Mais à nouveau, l’ambition finira par l’emporter et le meurtre de Duncan est perpétré par Macbett, Banco et Lady Duncan, qui ne tardera pas à se marier avec Macbett, devenant ainsi Lady Macbett. Mais, ce qui apparaît nettement chez Ionesco, c’est la vision pessimiste de l’homme qui caractérise nettement son œuvre : lorsque Macbett est battu, Macol arrive sur le trône, plus assoiffé de pouvoir que le précédent tyran et suffisamment cynique pour dire : « Je n’ai aucune des vertus qui conviennent aux souverains […]. Mais j’abonde en penchants diversement criminels que je satisferai par tous les moyens. »
La réécriture de Ionesco touche justement à ce pessimisme qu’a pu mettre en scène le théâtre de l’absurde. Et tout, en effet, tend, dans Macbett, à faire entendre l’idée que le monde est absurde, que son sens nous échappe et même que les révolutions semblent insensées dans la mesure où elles mènent à des situations bien pires encore que les précédentes. Comme Ionesco le dit dans l’entretien ci-après, « tout le monde tue tout le monde« , à l’ère des génocides. Cette vision très noire d’une humanité guidée par le Mal et l’égoïsme se trouve renforcée dans la pièce par rapport à celle de Shakespeare dans la mesure où les exécutions se multiplient sur scène avec un aspect très mécanique. La cruauté est représentée dans son essence même, celle de l’inhumanité.
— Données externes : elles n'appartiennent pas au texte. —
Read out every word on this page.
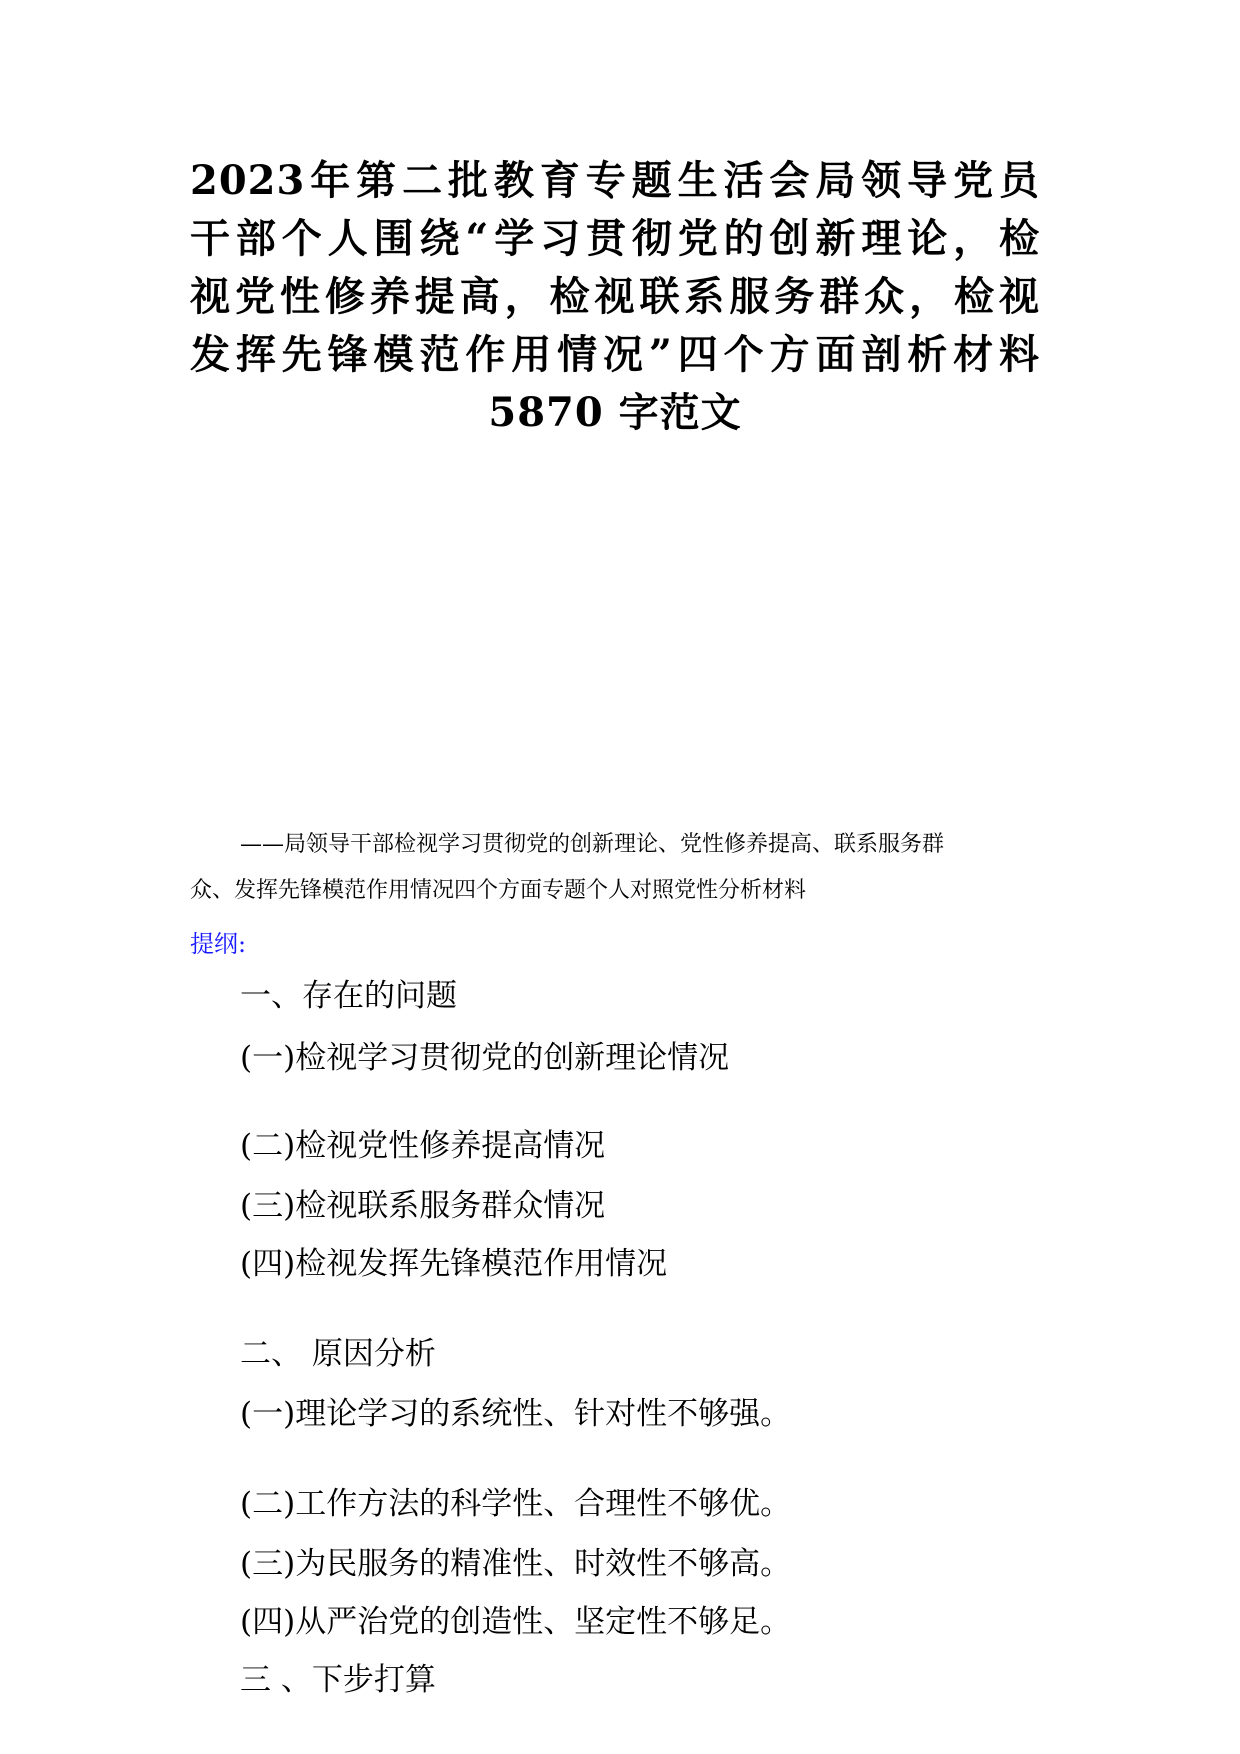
2023年第二批教育专题生活会局领导党员
干部个人围绕“学习贯彻党的创新理论，检
视党性修养提高，检视联系服务群众，检视
发挥先锋模范作用情况”四个方面剖析材料
5870 字范文
——局领导干部检视学习贯彻党的创新理论、党性修养提高、联系服务群
众、发挥先锋模范作用情况四个方面专题个人对照党性分析材料
提纲:
一、存在的问题
(一)检视学习贯彻党的创新理论情况
(二)检视党性修养提高情况
(三)检视联系服务群众情况
(四)检视发挥先锋模范作用情况
二、 原因分析
(一)理论学习的系统性、针对性不够强。
(二)工作方法的科学性、合理性不够优。
(三)为民服务的精准性、时效性不够高。
(四)从严治党的创造性、坚定性不够足。
三 、下步打算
Mais pourtant, Ionesco parvient à nous faire rire, en montrant justement à quel point les personnages sont interchangeables : Macbett et Banco tout d’abord, que Lady Duncan confond, mais aussi le couple Glamis / Candor et le couple Macbett / Banco. Les quatre hommes tiennent les mêmes discours et le comique de répétition est central, tout en montrant l’inanité de tout dialogue. Le grotesque et le ridicule remplissent la scène et finissent par créer chez le spectateur un réel sentiment de malaise, celui d’avoir sous les yeux la tragique comédie humaine.
Quelques citations
« Macbett : La lame de mon épée est toute rougie par le sang. J’en ai tué des douzaines et des douzaines, de ma propre main. Douze douzaines d’officiers et de soldats qui ne m’avaient rien fait. J’en ai fait fusiller d’autres, des centaines et des centaines, par des pelotons d’exécution. Des milliers d’autres sont morts, brûlés vifs dans les forêts où ils s’étaient réfugiés et que j’ai fait incendier. Des dizaines de milliers, hommes, femmes et enfants, sont morts étouffés dans des caves, sous les décombres de leurs maisons que j’avais fait sauter […]. Il n’y a plus assez de terre pour ensevelir les gens. Les corps gras des noyés ont bu toute l’eau des lacs dans lesquels ils s’étaient jetés. Il n’y a plus d’eau. »
« Macbett : Duncan est loyal. Ce qu’il a promis, il le tient.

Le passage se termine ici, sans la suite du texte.